While it is a joy to see a Bengali mochar chop next to an Uttaranchali buransh on the same menu, those like Karmarkar rightly ask, ‘’What’s the need for all Indian cuisines on one menu? I prefer going to places that do one cuisine well’’. The solution? Using authentic ingredients and changing menus frequently—while at Neel Indian Kitchen Bar it will mean a to-be-introduced ‘Day’s special menu’, 29 States serves cuisine-specific menus for four weeks, in addition to the regular menu. And at The Bombay Canteen, it’s simply about changing the menu every season. “Litti chokha should be cooked under earth and mixed with cow dung, but 29 States is near a hospital, so I can’t do it,” Jain candidly shares. “For such reasons, I manage to stay 60-65 per cent true to the roots.’’ That said, these restaurateurs, who believe the pan-Indian wave is here to stay, are just as keen as Kalyan Karmakar to see restaurants specialising in a single region’s cuisine.
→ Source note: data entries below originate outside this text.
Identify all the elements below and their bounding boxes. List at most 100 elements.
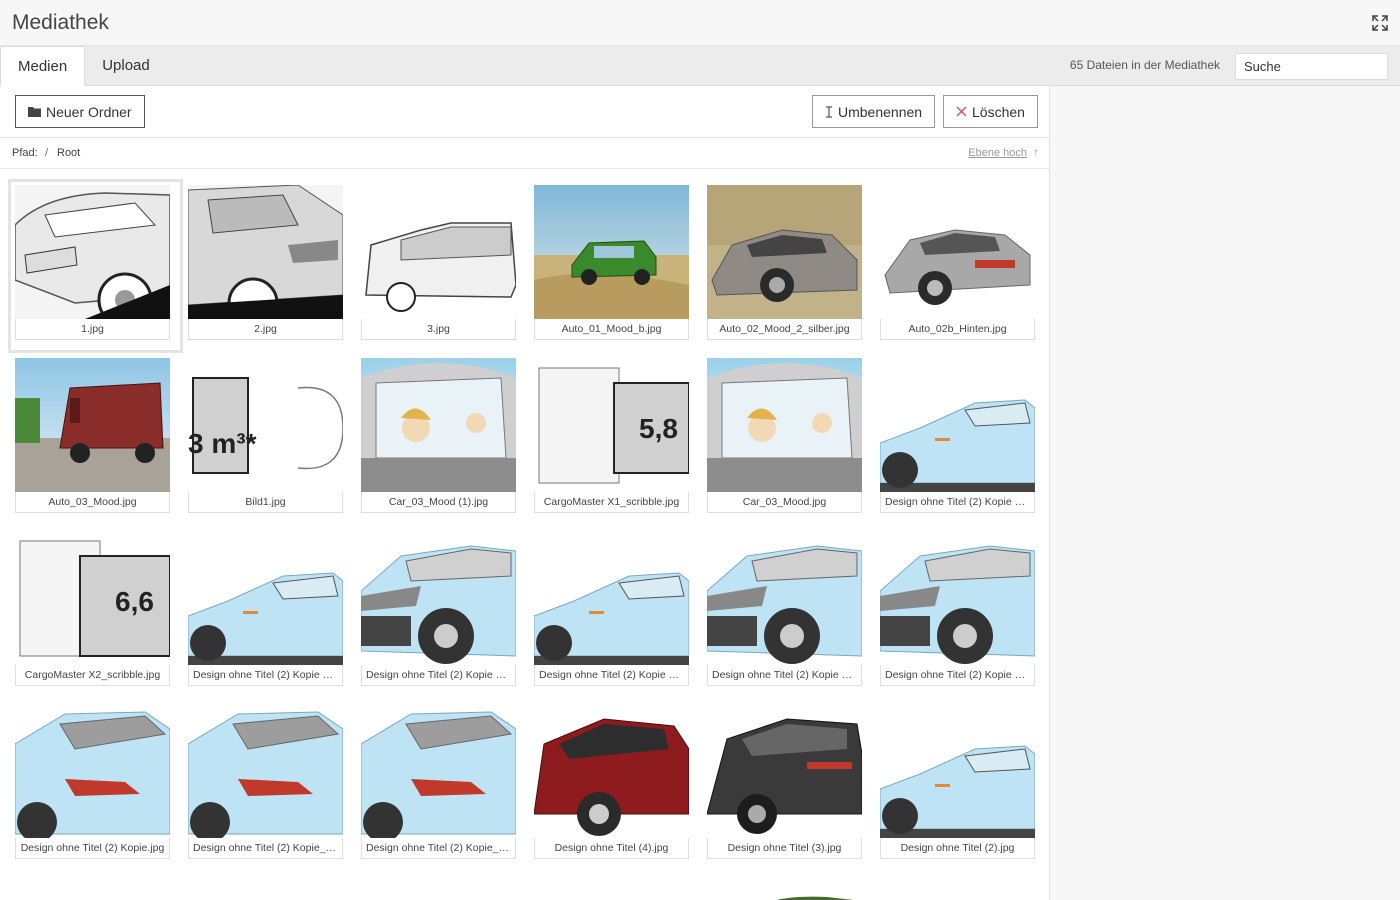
- file-name: Design ohne Titel (2) Kopie 2_...: [534, 665, 689, 686]
- path-separator: /: [45, 147, 49, 159]
- media-item[interactable]: Design ohne Titel (2) Kopie 2_...: [188, 531, 343, 686]
- fullscreen-icon[interactable]: [1370, 13, 1390, 33]
- new-folder-button[interactable]: Neuer Ordner: [15, 95, 145, 128]
- tab-medien[interactable]: Medien: [0, 46, 86, 86]
- thumbnail-image: [534, 185, 689, 319]
- window-title: Mediathek: [12, 10, 109, 34]
- svg-text:3 m³*: 3 m³*: [188, 428, 257, 459]
- media-item[interactable]: Car_03_Mood.jpg: [707, 358, 862, 513]
- media-item[interactable]: 3.jpg: [361, 185, 516, 340]
- media-item[interactable]: Design ohne Titel (2) Kopie 3.j...: [361, 531, 516, 686]
- arrow-up-icon[interactable]: ↑: [1033, 145, 1039, 159]
- thumbnail-image: [534, 704, 689, 838]
- thumbnail-image: [361, 531, 516, 665]
- delete-label: Löschen: [972, 103, 1025, 120]
- thumbnail-image: 5,8: [534, 358, 689, 492]
- file-name: Design ohne Titel (3).jpg: [707, 838, 862, 859]
- breadcrumb-root[interactable]: Root: [57, 147, 80, 159]
- svg-text:6,6: 6,6: [115, 586, 154, 617]
- media-item[interactable]: Auto_02_Mood_2_silber.jpg: [707, 185, 862, 340]
- file-name: 1.jpg: [15, 319, 170, 340]
- file-name: Design ohne Titel (2) Kopie 2_...: [188, 665, 343, 686]
- file-name: Design ohne Titel (2) Kopie 3_...: [707, 665, 862, 686]
- file-name: Auto_02_Mood_2_silber.jpg: [707, 319, 862, 340]
- media-item[interactable]: Design ohne Titel (2) Kopie 3_...: [707, 531, 862, 686]
- delete-button[interactable]: Löschen: [943, 95, 1038, 128]
- thumbnail-image: [188, 185, 343, 319]
- tab-upload[interactable]: Upload: [85, 46, 167, 85]
- thumbnail-image: [707, 358, 862, 492]
- close-icon: [956, 106, 967, 117]
- media-item[interactable]: 5,8 CargoMaster X1_scribble.jpg: [534, 358, 689, 513]
- breadcrumb: Pfad: / Root Ebene hoch ↑: [0, 138, 1049, 169]
- thumbnail-image: [707, 704, 862, 838]
- tab-bar: Medien Upload 65 Dateien in der Mediathe…: [0, 46, 1400, 86]
- media-item[interactable]: Design ohne Titel (3).jpg: [707, 704, 862, 859]
- thumbnail-image: 6,6: [15, 531, 170, 665]
- media-item[interactable]: Design ohne Titel (2) Kopie_1.j...: [361, 704, 516, 859]
- thumbnail-image: [534, 531, 689, 665]
- thumbnail-image: [880, 185, 1035, 319]
- new-folder-label: Neuer Ordner: [46, 103, 132, 120]
- file-name: CargoMaster X2_scribble.jpg: [15, 665, 170, 686]
- file-name: Car_03_Mood.jpg: [707, 492, 862, 513]
- thumbnail-image: [188, 531, 343, 665]
- thumbnail-image: [880, 704, 1035, 838]
- svg-text:5,8: 5,8: [639, 413, 678, 444]
- media-item[interactable]: 6,6 CargoMaster X2_scribble.jpg: [15, 531, 170, 686]
- thumbnail-image: [361, 704, 516, 838]
- file-name: Auto_01_Mood_b.jpg: [534, 319, 689, 340]
- file-name: Design ohne Titel (2).jpg: [880, 838, 1035, 859]
- media-item[interactable]: Auto_03_Mood.jpg: [15, 358, 170, 513]
- file-name: Design ohne Titel (2) Kopie_1.j...: [361, 838, 516, 859]
- media-item[interactable]: Design ohne Titel (2) Kopie_2.j...: [188, 704, 343, 859]
- media-panel: Neuer Ordner Umbenennen Löschen Pfad: / …: [0, 86, 1050, 900]
- file-name: 3.jpg: [361, 319, 516, 340]
- file-name: Design ohne Titel (2) Kopie 2.j...: [880, 492, 1035, 513]
- file-name: Car_03_Mood (1).jpg: [361, 492, 516, 513]
- thumbnail-image: [15, 185, 170, 319]
- file-name: Auto_03_Mood.jpg: [15, 492, 170, 513]
- media-item[interactable]: Design ohne Titel (2) Kopie 2_...: [534, 531, 689, 686]
- file-name: Bild1.jpg: [188, 492, 343, 513]
- thumbnail-image: [707, 531, 862, 665]
- media-item[interactable]: Design ohne Titel (2) Kopie.jpg: [15, 704, 170, 859]
- file-name: Auto_02b_Hinten.jpg: [880, 319, 1035, 340]
- thumbnail-image: [880, 531, 1035, 665]
- media-item[interactable]: Car_03_Mood (1).jpg: [361, 358, 516, 513]
- thumbnail-image: [188, 704, 343, 838]
- media-item[interactable]: 3 m³* Bild1.jpg: [188, 358, 343, 513]
- file-count: 65 Dateien in der Mediathek: [1069, 58, 1220, 72]
- media-item[interactable]: 2.jpg: [188, 185, 343, 340]
- title-bar: Mediathek: [0, 0, 1400, 46]
- thumbnail-image: [15, 704, 170, 838]
- media-item[interactable]: Auto_01_Mood_b.jpg: [534, 185, 689, 340]
- file-name: CargoMaster X1_scribble.jpg: [534, 492, 689, 513]
- text-cursor-icon: [825, 105, 833, 118]
- media-item[interactable]: Auto_02b_Hinten.jpg: [880, 185, 1035, 340]
- media-item[interactable]: 1.jpg: [8, 179, 183, 353]
- rename-label: Umbenennen: [838, 103, 923, 120]
- rename-button[interactable]: Umbenennen: [812, 95, 936, 128]
- media-item[interactable]: Design ohne Titel (2).jpg: [880, 704, 1035, 859]
- media-item[interactable]: Design ohne Titel (2) Kopie 3_...: [880, 531, 1035, 686]
- media-item[interactable]: Design ohne Titel (4).jpg: [534, 704, 689, 859]
- partial-thumbnail[interactable]: [707, 890, 862, 900]
- path-label: Pfad:: [12, 147, 38, 159]
- thumbnail-image: [880, 358, 1035, 492]
- file-name: Design ohne Titel (2) Kopie_2.j...: [188, 838, 343, 859]
- media-item[interactable]: Design ohne Titel (2) Kopie 2.j...: [880, 358, 1035, 513]
- file-name: 2.jpg: [188, 319, 343, 340]
- file-name: Design ohne Titel (2) Kopie 3_...: [880, 665, 1035, 686]
- thumbnail-image: 3 m³*: [188, 358, 343, 492]
- details-sidebar: [1050, 86, 1400, 900]
- thumbnail-image: [361, 358, 516, 492]
- file-name: Design ohne Titel (2) Kopie.jpg: [15, 838, 170, 859]
- toolbar: Neuer Ordner Umbenennen Löschen: [0, 86, 1049, 138]
- search-input[interactable]: [1235, 53, 1388, 80]
- file-name: Design ohne Titel (2) Kopie 3.j...: [361, 665, 516, 686]
- thumbnail-image: [707, 185, 862, 319]
- thumbnail-image: [361, 185, 516, 319]
- thumbnail-image: [15, 358, 170, 492]
- level-up-link[interactable]: Ebene hoch: [968, 147, 1027, 159]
The debate of specialised-versus-multi-cuisine spaces can go on, but it’s almost a historic time for Indian food. We are finally acknowledging and celebrating our food diversity, and broadening the definition of Indian food to be inclusive. In this regard, pan-Indian cuisine reminds us that we are individually beautiful and are yet part of a whole. And the influence of one regional cuisine over another is proof that there’s an organic unity in our diversity.